This is blog post is an excerpt from GovLoop’s Industry Perspective, Implementing Effective Enterprise Risk Management in Federal Government.
Government faces increasing uncertainties as agencies pursue diverse and complex missions. A combination of budget cuts, an aging workforce, difficulties with hiring and retaining talent and the growing complexity of information security challenges are just a few of the factors to consider in an atmosphere where a relatively minor risk can quickly escalate into a serious issue.
That’s why more federal agencies are investing in Enterprise Risk Management (ERM), a discipline that addresses the full spectrum of an organization’s risks, including challenges and opportunities, and integrates them into an enterprisewide, strategically aligned portfolio view. ERM contributes to improved decision-making and supports the achievement of an organization’s mission, goals and objectives.
According to a 2015 survey by PricewaterhouseCoopers (PwC) and the Association for Federal Enterprise Risk Management, agency leaders are focused on risks. More than 50 percent of respondents identified strategic risk as a pressing, current concern for their organization’s mission. Operational risk was a close second with 48 percent of respondents agreeing it was a major concern.
That’s why GovLoop sat down with experts David Fisher, Managing Director and Public Sector Risk Leader, and Bill Hughes, Partner within the National Security Practice in the U.S. Public Sector Practice, from PwC - a leading firm in the ERM arena - to discuss how government agencies can derive real value from an ERM program and what they need to do to get there.
“Every agency encounters risks,” Hughes said. The question is what do they do about those risks? Do they just ignore them and hope they go away? Or do they get in front of the risks so they can systematically manage them?”
The benefits of ERM are proactive risk management, integrated strategies for achieving mission objectives and better overall risk response that enhance the ability for an organization to achieve its strategic objectives. Unfortunately, like many private sector organizations, federal agencies tend to adopt risk strategies that are surface-level and address only limited types of risk.
“Risks can manifest at the reputational and strategic levels all the way down to the compliance and tactical operational levels,” Fisher said. “But there are a lot of inconsistencies in how government manages these risks. A lot of government organizations don’t have good mechanisms in place to know what their risks are or assess how serious they are until they’re already in the midst of a crisis.”
The Value of Risk Management
ERM provides comprehensive risk management and strategies. With ERM, agencies derive real value in several ways with the ability to:
-Provide early warning indicators. ERM enables agency leaders to identify potential events and respond to them early on, when options and responses are still effective. Thus, they can avoid unwanted surprises, like a Distributed Denial of Service (DDoS) attack that can compromise multiple systems before even being detected.
-Improve transparency with a portfolio view of risk.

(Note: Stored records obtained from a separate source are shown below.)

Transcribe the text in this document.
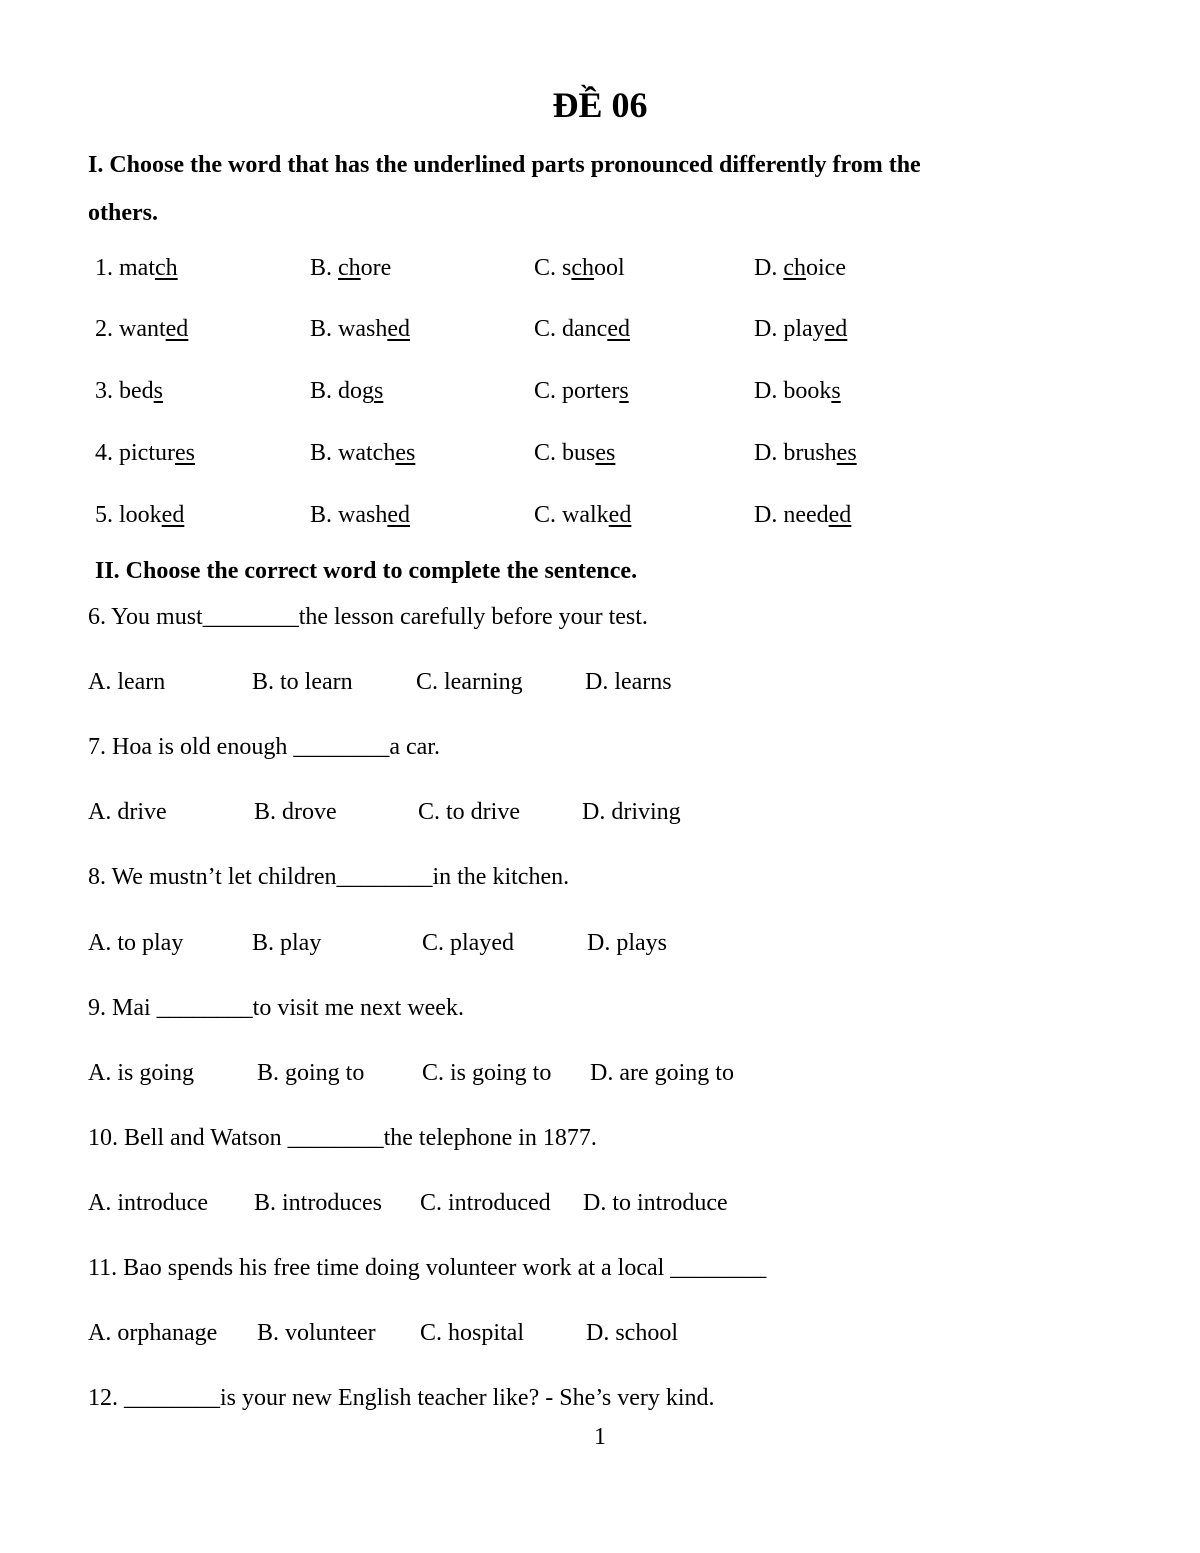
ĐỀ 06
I. Choose the word that has the underlined parts pronounced differently from the
others.
1. match	B. chore	C. school	D. choice
2. wanted	B. washed	C. danced	D. played
3. beds	B. dogs	C. porters	D. books
4. pictures	B. watches	C. buses	D. brushes
5. looked	B. washed	C. walked	D. needed
II. Choose the correct word to complete the sentence.
6. You must________the lesson carefully before your test.
A. learn	B. to learn	C. learning	D. learns
7. Hoa is old enough ________a car.
A. drive	B. drove	C. to drive	D. driving
8. We mustn’t let children________in the kitchen.
A. to play	B. play	C. played	D. plays
9. Mai ________to visit me next week.
A. is going	B. going to C. is going to D. are going to
10. Bell and Watson ________the telephone in 1877.
A. introduce B. introduces C. introduced D. to introduce
11. Bao spends his free time doing volunteer work at a local ________
A. orphanage B. volunteer C. hospital	D. school
12. ________is your new English teacher like? - She’s very kind.
1
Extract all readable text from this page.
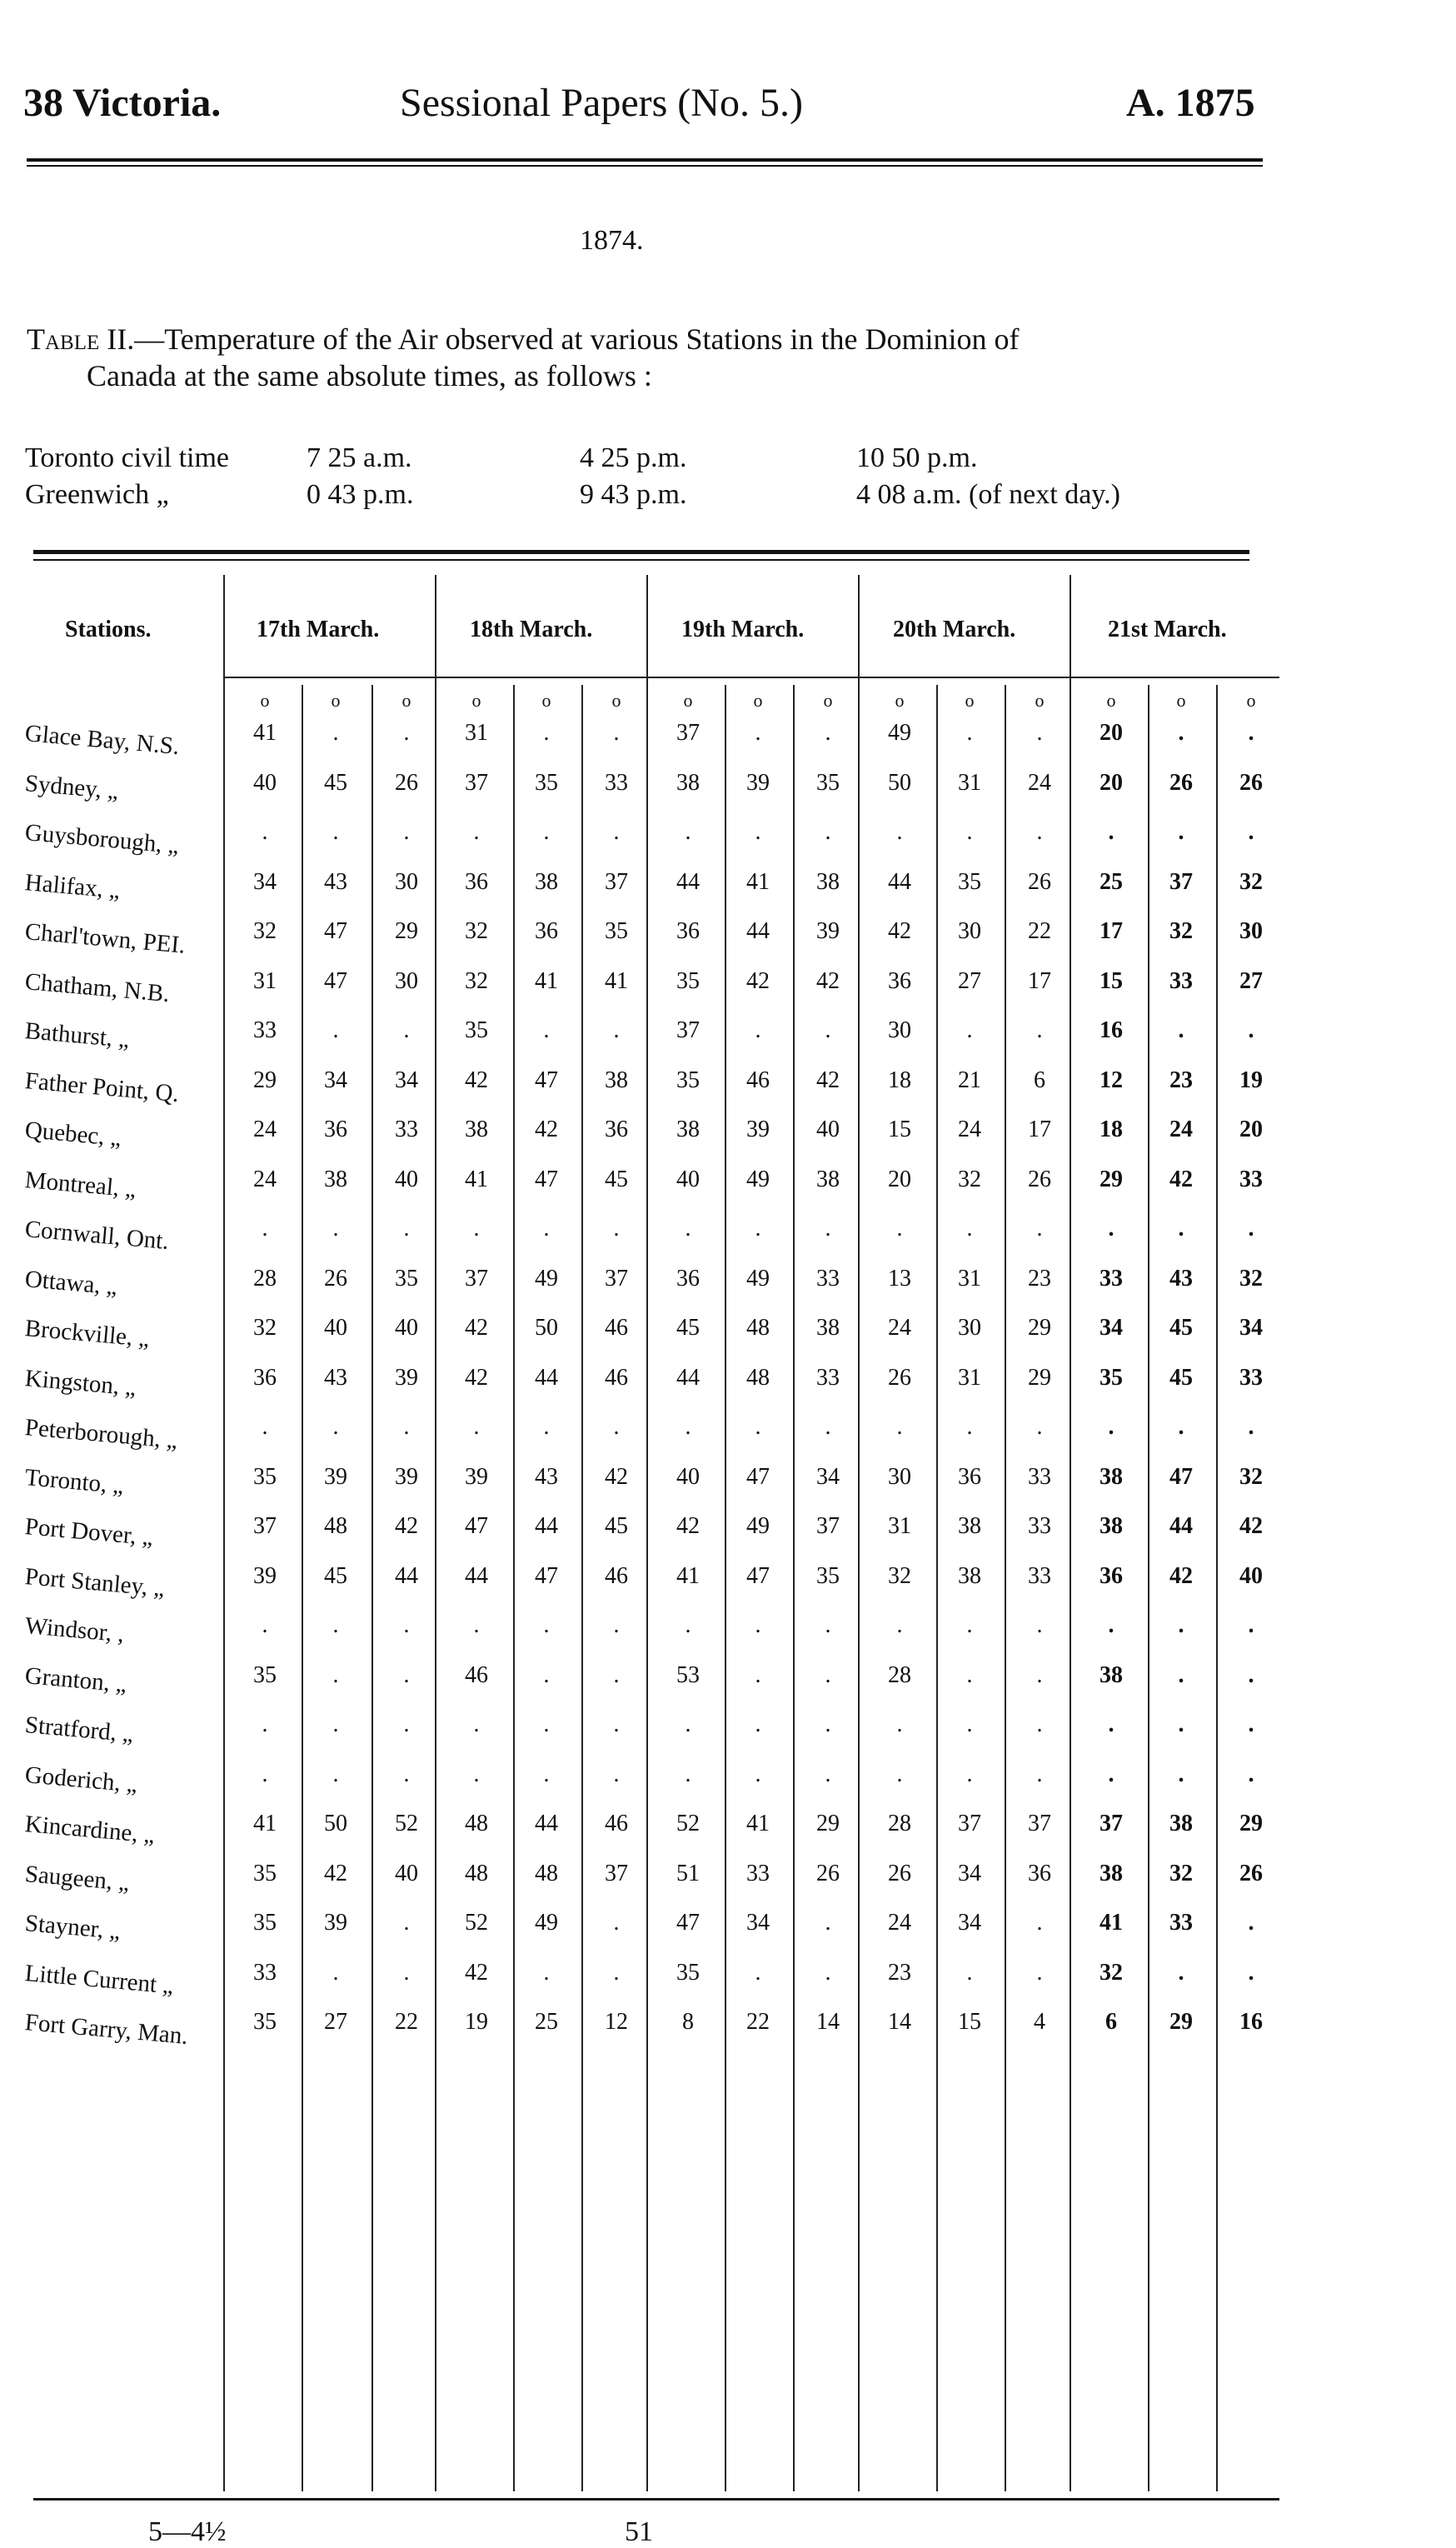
38 Victoria.	Sessional Papers (No. 5.)	A. 1875
1874.
Table II.—Temperature of the Air observed at various Stations in the Dominion of
Canada at the same absolute times, as follows :
Toronto civil time	7 25 a.m.	4 25 p.m.	10 50 p.m.
Greenwich „	0 43 p.m.	9 43 p.m.	4 08 a.m. (of next day.)
Stations.	17th March.	18th March.	19th March.	20th March.	21st March.
o	o	o	o	o	o	o	o	o	o	o	o	o	o	o
Glace Bay, N.S.	41	.	.	31	.	.	37	.	.	49	.	.	20	.	.
Sydney, „	40	45	26	37	35	33	38	39	35	50	31	24	20	26	26
Guysborough, „	.	.	.	.	.	.	.	.	.	.	.	.	.	.	.
Halifax, „	34	43	30	36	38	37	44	41	38	44	35	26	25	37	32
Charl'town, PEI.	32	47	29	32	36	35	36	44	39	42	30	22	17	32	30
Chatham, N.B.	31	47	30	32	41	41	35	42	42	36	27	17	15	33	27
Bathurst, „	33	.	.	35	.	.	37	.	.	30	.	.	16	.	.
Father Point, Q.	29	34	34	42	47	38	35	46	42	18	21	6	12	23	19
Quebec, „	24	36	33	38	42	36	38	39	40	15	24	17	18	24	20
Montreal, „	24	38	40	41	47	45	40	49	38	20	32	26	29	42	33
Cornwall, Ont.	.	.	.	.	.	.	.	.	.	.	.	.	.	.	.
Ottawa, „	28	26	35	37	49	37	36	49	33	13	31	23	33	43	32
Brockville, „	32	40	40	42	50	46	45	48	38	24	30	29	34	45	34
Kingston, „	36	43	39	42	44	46	44	48	33	26	31	29	35	45	33
Peterborough, „	.	.	.	.	.	.	.	.	.	.	.	.	.	.	.
Toronto, „	35	39	39	39	43	42	40	47	34	30	36	33	38	47	32
Port Dover, „	37	48	42	47	44	45	42	49	37	31	38	33	38	44	42
Port Stanley, „	39	45	44	44	47	46	41	47	35	32	38	33	36	42	40
Windsor, ,	.	.	.	.	.	.	.	.	.	.	.	.	.	.	.
Granton, „	35	.	.	46	.	.	53	.	.	28	.	.	38	.	.
Stratford, „	.	.	.	.	.	.	.	.	.	.	.	.	.	.	.
Goderich, „	.	.	.	.	.	.	.	.	.	.	.	.	.	.	.
Kincardine, „	41	50	52	48	44	46	52	41	29	28	37	37	37	38	29
Saugeen, „	35	42	40	48	48	37	51	33	26	26	34	36	38	32	26
Stayner, „	35	39	.	52	49	.	47	34	.	24	34	.	41	33	.
Little Current „	33	.	.	42	.	.	35	.	.	23	.	.	32	.	.
Fort Garry, Man.	35	27	22	19	25	12	8	22	14	14	15	4	6	29	16
5—4½	51
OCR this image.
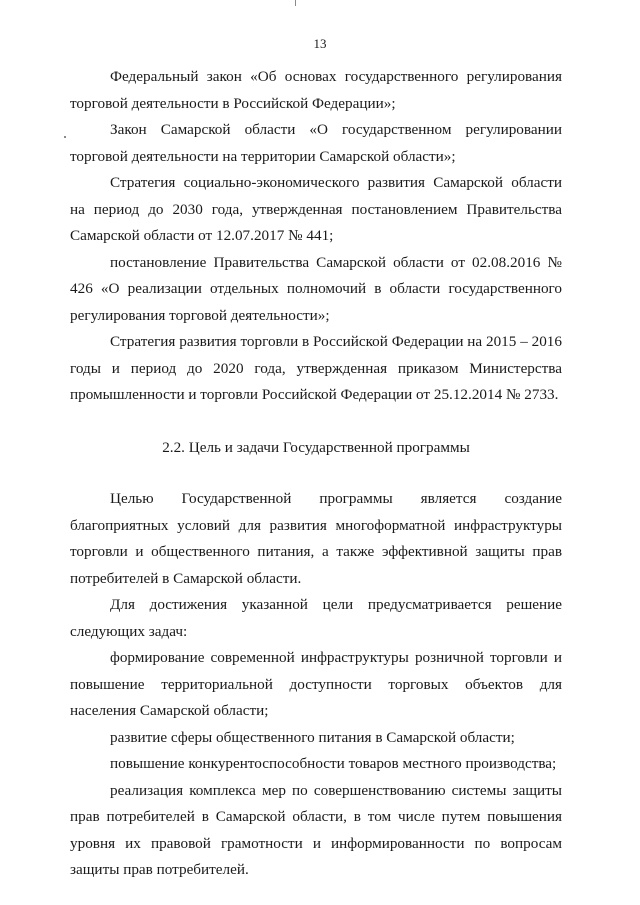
13

Федеральный закон «Об основах государственного регулирования торговой деятельности в Российской Федерации»;

Закон Самарской области «О государственном регулировании торговой деятельности на территории Самарской области»;

Стратегия социально-экономического развития Самарской области на период до 2030 года, утвержденная постановлением Правительства Самарской области от 12.07.2017 № 441;

постановление Правительства Самарской области от 02.08.2016 № 426 «О реализации отдельных полномочий в области государственного регулирования торговой деятельности»;

Стратегия развития торговли в Российской Федерации на 2015 – 2016 годы и период до 2020 года, утвержденная приказом Министерства промышленности и торговли Российской Федерации от 25.12.2014 № 2733.

2.2. Цель и задачи Государственной программы

Целью Государственной программы является создание благоприятных условий для развития многоформатной инфраструктуры торговли и общественного питания, а также эффективной защиты прав потребителей в Самарской области.

Для достижения указанной цели предусматривается решение следующих задач:

формирование современной инфраструктуры розничной торговли и повышение территориальной доступности торговых объектов для населения Самарской области;

развитие сферы общественного питания в Самарской области;

повышение конкурентоспособности товаров местного производства;

реализация комплекса мер по совершенствованию системы защиты прав потребителей в Самарской области, в том числе путем повышения уровня их правовой грамотности и информированности по вопросам защиты прав потребителей.
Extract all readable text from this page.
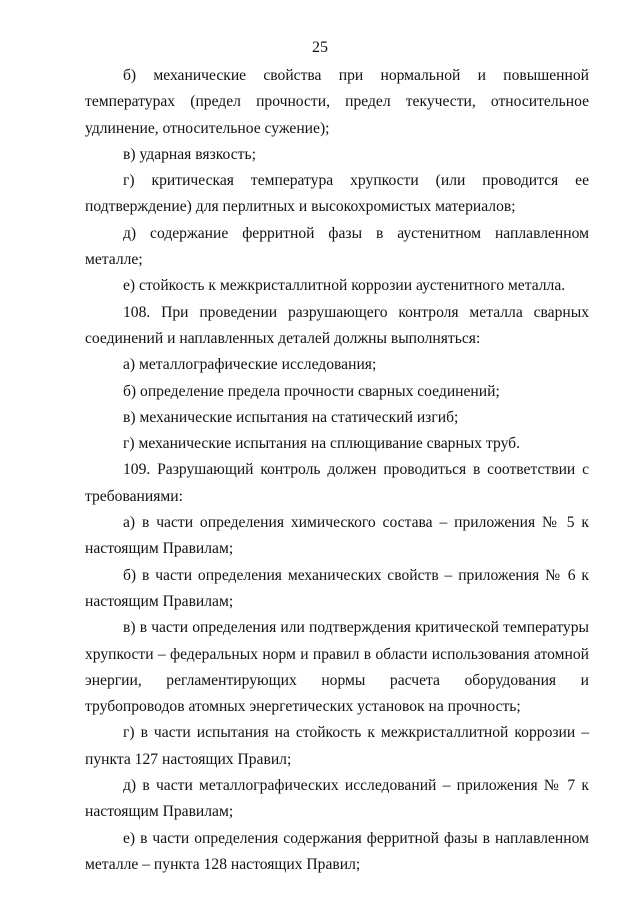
25

б) механические свойства при нормальной и повышенной температурах (предел прочности, предел текучести, относительное удлинение, относительное сужение);

в) ударная вязкость;

г) критическая температура хрупкости (или проводится ее подтверждение) для перлитных и высокохромистых материалов;

д) содержание ферритной фазы в аустенитном наплавленном металле;

е) стойкость к межкристаллитной коррозии аустенитного металла.

108. При проведении разрушающего контроля металла сварных соединений и наплавленных деталей должны выполняться:

а) металлографические исследования;

б) определение предела прочности сварных соединений;

в) механические испытания на статический изгиб;

г) механические испытания на сплющивание сварных труб.

109. Разрушающий контроль должен проводиться в соответствии с требованиями:

а) в части определения химического состава – приложения № 5 к настоящим Правилам;

б) в части определения механических свойств – приложения № 6 к настоящим Правилам;

в) в части определения или подтверждения критической температуры хрупкости – федеральных норм и правил в области использования атомной энергии, регламентирующих нормы расчета оборудования и трубопроводов атомных энергетических установок на прочность;

г) в части испытания на стойкость к межкристаллитной коррозии – пункта 127 настоящих Правил;

д) в части металлографических исследований – приложения № 7 к настоящим Правилам;

е) в части определения содержания ферритной фазы в наплавленном металле – пункта 128 настоящих Правил;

ERM provides leadership with the ability to see how risks from across the organization interrelate – including how they potentially impact one another and to respond accordingly.
-Enhance strategy and prioritization. ERM provides the timely risk information necessary for an agency to develop and pursue a well-informed strategy that supports effective prioritization of initiatives and activities.
-Align risk appetite. Management considers the entity’s risk appetite in evaluating strategic alternatives, setting related objectives and developing mechanisms to manage related risks. In some cases, this approach identifies scenarios where taking more risk, or trading off one kind of risk for another, enhances the organization’s ability to achieve its strategic objectives.
-Realize better opportunities. Effective ERM programs support not only risk identification and management, but also the identification and capitalization of opportunities to more effectively meet the agency’s mission, goals and objectives.
Implementing ERM at Your Agency
In order to implement an effective ERM program, it’s important to address both culture and mechanisms. An organization’s culture incorporates mindsets and behaviors that govern how much risk the organization is willing to take (risk appetite) and how open it is to bringing risks out into the open (risk transparency). Mechanisms, including standards, templates, forums, governance and operational roles and responsibilities enable employees with the tools to act on those cultural decisions.
Some of the critical steps to implementing ERM include:
-Assess your agency’s risk appetite. An organization’s risk appetite is simply how much risk the agency is willing to assume. An agency can be low-risk (risk averse), high-risk (able to tolerate higher levels of risk) or moderate (somewhere in between).
-Identify ERM leadership. Effective leadership is necessary for organizations to properly adopt and implement ERM. For many organizations, that leadership comes from the appointment of a Chief Risk Officer (CRO). A CRO should be able to understand the business, harness organizational momentum around risk management to achieve a more risk-aware culture and build strong relationships within the organization to gain buy-in from key stakeholders and move the program forward.
There are a number of ways federal agencies can benefit from an ERM program. But it’s important that agencies go beyond checking the box and adopt holistic procedures and standards for their risk management. ERM not only has the potential to help further an agency’s mission and change its organizational culture for the better; it can also improve services to the most important people to consider: government’s citizens.